Martedì 28 giugno, presso l’aula magna del Seminario arcivescovile di Cagliari, si è svolto il convegno promosso dall’Ufficio diocesano di pastorale penitenziaria. Tema al centro dell’incontro “Chiesa e carcere in dialogo”.
Per l’arcivescovo di Cagliari, mons. Giuseppe Baturi, “l’idea di istituire l’Ufficio per la pastorale penitenziaria è finalizzato a coinvolgere la comunità, in tutte le sue componenti, ma anche le istituzioni, non semplicemente per affrontare un ‘problema’ ma per venire incontro alle esigenze dei fratelli detenuti. Un servizio non solo per coloro che espiano una pena, ma anche per le necessità delle loro famiglie, del successivo reinserimento in un quartiere, nelle parrocchie di appartenenza, dove si può contare sulla conoscenza e sull’amicizia del parroco. L’operato della pastorale penitenziaria deve essere orientato a rendere possibile un vero cambiamento della vita. Non possiamo infatti lavorare in questo campo senza una stima, senza aver fiducia nella dignità dell’uomo che, sempre, può costruire un nuovo futuro. Un’azione concreta affinché questi fratelli non siano solo destinatari di una buona azione ma protagonisti del proprio riscatto e del proprio futuro”.
“Avviare un nuovo Ufficio di pastorale carceraria – ha sottolineato don Raffaele Grimaldi, ispettore generale dei cappellani delle carceri italiane – significa tenere vivo lo sguardo di tutta la diocesi su queste realtà di periferia esistenziale e esprimere vicinanza a coloro che vivono tale condizione di vita. Talvolta anche i cappellani si sentono un po’ soli. Il nostro servizio è un modo concreto per rendere più vicina la comunità, rendendola consapevole e partecipe del mondo di sofferenza e di emarginazione nel quale vive la Chiesa, tramite sacerdoti e volontari, annuncia il vangelo della misericordia. Nei reclusi si nasconde la misteriosa presenza del Signore: ‘Ero carcerato e siete venuti a visitarmi’. Per questo motivo il carcere è una grande sfida pastorale e di evangelizzazione”.
Il direttore della Casa circondariale di Uta, Marco Porcu, ha evidenziato: “È innegabile che gli obiettivi dell’amministrazione penitenziaria e quelli della Chiesa cattolica sono convergenti. Pertanto, il dialogo con gli operatori pastorali, sacerdoti e volontari, è sempre autentico e collaborativo”.
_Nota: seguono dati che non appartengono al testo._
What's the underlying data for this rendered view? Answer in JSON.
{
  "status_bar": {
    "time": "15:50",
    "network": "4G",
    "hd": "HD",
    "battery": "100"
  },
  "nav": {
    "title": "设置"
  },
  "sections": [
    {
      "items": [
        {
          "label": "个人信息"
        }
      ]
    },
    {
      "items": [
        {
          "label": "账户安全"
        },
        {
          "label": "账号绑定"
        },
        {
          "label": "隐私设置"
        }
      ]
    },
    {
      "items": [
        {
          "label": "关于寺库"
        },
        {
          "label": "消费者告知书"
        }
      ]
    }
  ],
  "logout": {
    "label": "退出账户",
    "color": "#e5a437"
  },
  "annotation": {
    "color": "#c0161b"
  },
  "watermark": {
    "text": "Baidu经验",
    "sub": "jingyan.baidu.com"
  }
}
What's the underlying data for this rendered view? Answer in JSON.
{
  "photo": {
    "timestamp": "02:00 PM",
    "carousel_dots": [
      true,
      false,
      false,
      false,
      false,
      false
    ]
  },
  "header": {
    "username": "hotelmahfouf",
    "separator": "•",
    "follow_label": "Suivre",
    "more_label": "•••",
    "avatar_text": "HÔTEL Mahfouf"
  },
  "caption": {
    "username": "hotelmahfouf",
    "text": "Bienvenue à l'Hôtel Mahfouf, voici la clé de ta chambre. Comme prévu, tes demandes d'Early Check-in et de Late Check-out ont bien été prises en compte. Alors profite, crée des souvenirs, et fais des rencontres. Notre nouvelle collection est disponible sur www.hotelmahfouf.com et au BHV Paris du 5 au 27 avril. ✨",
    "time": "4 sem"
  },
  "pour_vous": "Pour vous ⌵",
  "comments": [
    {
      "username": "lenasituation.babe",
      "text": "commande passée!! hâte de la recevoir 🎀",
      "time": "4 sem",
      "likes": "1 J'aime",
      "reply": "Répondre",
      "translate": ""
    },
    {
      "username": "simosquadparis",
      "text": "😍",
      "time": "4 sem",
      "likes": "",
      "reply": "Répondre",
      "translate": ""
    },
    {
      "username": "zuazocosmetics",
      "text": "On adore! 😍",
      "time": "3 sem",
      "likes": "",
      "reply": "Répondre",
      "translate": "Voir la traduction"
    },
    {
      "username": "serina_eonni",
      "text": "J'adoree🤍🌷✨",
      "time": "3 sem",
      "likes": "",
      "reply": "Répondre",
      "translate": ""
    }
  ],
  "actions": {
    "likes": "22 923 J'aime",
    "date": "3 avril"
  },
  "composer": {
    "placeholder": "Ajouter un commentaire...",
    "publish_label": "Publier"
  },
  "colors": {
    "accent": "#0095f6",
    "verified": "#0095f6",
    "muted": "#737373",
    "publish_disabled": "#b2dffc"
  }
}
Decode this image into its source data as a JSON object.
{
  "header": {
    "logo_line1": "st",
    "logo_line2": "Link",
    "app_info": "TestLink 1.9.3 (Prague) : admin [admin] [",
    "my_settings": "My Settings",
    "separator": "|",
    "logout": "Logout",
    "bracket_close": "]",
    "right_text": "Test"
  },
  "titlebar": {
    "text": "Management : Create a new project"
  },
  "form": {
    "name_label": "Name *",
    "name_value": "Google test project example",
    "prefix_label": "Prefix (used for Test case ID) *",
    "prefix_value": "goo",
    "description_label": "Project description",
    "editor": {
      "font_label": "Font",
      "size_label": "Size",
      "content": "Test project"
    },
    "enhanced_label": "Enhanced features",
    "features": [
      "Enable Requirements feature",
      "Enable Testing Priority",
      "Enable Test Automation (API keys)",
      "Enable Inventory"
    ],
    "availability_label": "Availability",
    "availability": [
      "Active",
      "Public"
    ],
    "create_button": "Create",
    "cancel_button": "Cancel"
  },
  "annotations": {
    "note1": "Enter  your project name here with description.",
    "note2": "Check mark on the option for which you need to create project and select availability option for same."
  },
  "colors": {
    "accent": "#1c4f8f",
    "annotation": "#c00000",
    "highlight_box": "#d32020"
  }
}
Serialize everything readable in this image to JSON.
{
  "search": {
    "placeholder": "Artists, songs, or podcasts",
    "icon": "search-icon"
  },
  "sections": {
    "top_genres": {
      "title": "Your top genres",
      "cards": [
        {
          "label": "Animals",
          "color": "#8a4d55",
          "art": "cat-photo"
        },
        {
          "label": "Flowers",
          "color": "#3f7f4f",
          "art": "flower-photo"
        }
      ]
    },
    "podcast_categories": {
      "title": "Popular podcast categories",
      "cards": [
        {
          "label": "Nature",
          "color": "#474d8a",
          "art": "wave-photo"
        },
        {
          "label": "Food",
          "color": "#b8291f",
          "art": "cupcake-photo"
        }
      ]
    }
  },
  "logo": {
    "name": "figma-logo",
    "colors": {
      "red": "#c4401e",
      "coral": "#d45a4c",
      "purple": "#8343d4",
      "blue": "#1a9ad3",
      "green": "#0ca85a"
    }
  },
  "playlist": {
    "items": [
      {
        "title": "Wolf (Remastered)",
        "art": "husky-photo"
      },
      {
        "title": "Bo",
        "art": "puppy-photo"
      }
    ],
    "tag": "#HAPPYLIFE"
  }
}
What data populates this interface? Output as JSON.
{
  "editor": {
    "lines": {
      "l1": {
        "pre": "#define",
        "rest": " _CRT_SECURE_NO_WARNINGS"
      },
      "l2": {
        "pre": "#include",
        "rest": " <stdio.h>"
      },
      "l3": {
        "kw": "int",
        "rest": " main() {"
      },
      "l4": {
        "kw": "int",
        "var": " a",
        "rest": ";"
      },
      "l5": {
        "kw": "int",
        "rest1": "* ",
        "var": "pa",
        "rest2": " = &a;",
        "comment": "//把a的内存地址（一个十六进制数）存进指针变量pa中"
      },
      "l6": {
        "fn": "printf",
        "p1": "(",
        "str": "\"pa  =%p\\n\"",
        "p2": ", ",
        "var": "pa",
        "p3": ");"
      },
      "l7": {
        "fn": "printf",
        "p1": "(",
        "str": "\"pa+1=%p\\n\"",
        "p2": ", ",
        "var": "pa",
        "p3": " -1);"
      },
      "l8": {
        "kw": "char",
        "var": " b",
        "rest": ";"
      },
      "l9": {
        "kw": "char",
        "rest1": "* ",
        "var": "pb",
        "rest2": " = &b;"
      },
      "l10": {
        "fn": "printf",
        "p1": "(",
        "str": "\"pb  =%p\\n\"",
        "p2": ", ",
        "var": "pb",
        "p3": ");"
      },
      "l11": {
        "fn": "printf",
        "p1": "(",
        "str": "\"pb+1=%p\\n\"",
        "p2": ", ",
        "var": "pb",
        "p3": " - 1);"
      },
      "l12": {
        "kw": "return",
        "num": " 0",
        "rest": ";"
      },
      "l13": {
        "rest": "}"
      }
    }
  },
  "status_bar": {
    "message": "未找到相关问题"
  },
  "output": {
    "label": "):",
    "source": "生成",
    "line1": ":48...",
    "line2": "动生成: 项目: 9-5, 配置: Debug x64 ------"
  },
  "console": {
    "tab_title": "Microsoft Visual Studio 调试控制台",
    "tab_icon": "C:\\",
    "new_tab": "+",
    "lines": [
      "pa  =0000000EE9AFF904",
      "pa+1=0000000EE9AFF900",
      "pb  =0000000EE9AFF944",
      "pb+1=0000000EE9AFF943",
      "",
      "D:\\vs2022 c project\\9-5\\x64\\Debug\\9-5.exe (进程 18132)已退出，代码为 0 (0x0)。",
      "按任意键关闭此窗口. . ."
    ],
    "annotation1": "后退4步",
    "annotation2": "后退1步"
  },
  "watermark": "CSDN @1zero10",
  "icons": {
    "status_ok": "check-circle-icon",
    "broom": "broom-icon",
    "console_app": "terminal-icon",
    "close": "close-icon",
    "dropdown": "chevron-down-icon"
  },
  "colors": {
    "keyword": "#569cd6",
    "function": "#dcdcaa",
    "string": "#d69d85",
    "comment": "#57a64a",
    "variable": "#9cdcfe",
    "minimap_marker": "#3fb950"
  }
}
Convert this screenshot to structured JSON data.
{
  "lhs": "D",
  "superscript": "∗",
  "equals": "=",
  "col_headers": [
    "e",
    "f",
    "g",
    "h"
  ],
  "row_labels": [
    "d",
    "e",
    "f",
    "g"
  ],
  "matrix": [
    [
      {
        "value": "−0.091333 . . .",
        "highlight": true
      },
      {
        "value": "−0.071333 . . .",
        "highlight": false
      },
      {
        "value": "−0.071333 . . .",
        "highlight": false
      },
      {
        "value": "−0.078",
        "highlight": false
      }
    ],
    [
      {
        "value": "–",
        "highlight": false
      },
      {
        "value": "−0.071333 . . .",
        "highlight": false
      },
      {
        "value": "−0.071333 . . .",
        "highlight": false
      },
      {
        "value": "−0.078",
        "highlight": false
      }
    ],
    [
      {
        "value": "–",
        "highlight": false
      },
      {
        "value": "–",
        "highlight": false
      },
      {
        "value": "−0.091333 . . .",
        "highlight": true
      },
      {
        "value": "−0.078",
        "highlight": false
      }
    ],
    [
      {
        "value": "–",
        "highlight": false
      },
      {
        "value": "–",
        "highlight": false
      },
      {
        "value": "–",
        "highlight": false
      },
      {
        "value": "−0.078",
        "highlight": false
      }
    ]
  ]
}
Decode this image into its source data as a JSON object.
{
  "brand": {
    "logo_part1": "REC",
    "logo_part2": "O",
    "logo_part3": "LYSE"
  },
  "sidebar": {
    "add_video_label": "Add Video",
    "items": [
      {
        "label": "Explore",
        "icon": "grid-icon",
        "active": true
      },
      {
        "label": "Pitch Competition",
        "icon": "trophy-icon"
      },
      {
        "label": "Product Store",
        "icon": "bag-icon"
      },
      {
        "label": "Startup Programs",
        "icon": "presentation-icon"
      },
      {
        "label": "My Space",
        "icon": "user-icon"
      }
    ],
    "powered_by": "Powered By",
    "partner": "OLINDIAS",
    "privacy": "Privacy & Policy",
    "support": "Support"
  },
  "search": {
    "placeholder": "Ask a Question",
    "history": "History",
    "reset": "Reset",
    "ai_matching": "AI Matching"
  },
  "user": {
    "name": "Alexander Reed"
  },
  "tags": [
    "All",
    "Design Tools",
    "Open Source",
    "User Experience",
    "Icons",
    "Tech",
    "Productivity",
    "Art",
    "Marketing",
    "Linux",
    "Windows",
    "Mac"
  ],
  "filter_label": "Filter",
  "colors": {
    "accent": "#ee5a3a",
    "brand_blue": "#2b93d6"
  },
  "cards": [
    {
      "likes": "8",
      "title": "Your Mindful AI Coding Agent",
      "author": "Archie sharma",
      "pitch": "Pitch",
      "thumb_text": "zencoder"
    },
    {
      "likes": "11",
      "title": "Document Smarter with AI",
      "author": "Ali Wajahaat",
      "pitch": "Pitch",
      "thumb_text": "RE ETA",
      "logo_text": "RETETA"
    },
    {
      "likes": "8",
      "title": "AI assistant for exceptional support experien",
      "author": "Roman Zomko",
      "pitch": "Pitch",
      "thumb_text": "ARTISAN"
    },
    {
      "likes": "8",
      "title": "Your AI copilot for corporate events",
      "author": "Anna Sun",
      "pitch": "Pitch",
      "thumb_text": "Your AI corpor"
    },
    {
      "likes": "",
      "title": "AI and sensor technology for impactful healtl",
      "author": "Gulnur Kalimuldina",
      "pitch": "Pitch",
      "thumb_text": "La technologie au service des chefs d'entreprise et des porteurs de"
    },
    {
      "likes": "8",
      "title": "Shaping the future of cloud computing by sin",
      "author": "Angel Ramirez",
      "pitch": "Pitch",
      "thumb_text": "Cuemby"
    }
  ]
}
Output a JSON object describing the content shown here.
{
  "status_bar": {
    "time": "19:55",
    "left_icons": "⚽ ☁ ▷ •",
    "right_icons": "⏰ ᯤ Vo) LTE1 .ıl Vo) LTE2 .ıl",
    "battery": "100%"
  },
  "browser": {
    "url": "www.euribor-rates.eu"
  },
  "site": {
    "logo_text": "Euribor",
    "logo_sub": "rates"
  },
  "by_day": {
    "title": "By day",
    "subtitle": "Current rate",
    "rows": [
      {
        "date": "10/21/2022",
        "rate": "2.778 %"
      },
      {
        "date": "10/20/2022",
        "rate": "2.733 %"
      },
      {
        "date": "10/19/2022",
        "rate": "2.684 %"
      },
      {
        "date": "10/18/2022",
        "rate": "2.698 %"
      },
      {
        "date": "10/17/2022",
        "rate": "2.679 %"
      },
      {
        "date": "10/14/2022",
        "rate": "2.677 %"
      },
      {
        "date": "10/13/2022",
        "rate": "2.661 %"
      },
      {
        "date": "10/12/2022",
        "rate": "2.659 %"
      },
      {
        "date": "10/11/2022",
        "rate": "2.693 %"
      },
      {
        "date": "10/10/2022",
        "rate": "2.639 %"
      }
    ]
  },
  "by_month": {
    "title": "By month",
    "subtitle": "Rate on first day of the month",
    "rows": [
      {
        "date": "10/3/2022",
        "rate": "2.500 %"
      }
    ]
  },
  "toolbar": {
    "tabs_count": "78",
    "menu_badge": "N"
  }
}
“Oggi le pene inflitte ai minorenni – ha affermato il direttore dell’Istituto di pena minorile di Quartucciu, Enrico Zucca – prevedono diverse possibilità di espiazione, non necessariamente con la reclusione presso una struttura. Pertanto, l’attenzione dell’Ufficio diocesano di pastorale penitenziaria dovrà essere rivolta anche ai numerosi ragazzi sottoposti a misure penali esterne. Inoltre, è fondamentale che si studino possibilità di intervento nei contesti locali che coinvolgano varie agenzie educative, compresi gli oratori, al fine di prevenire, affrontare e, possibilmente, cercare di risolvere i disagi sociali dei giovani, oggi resi ancora più gravi a causa della lunga pandemia”.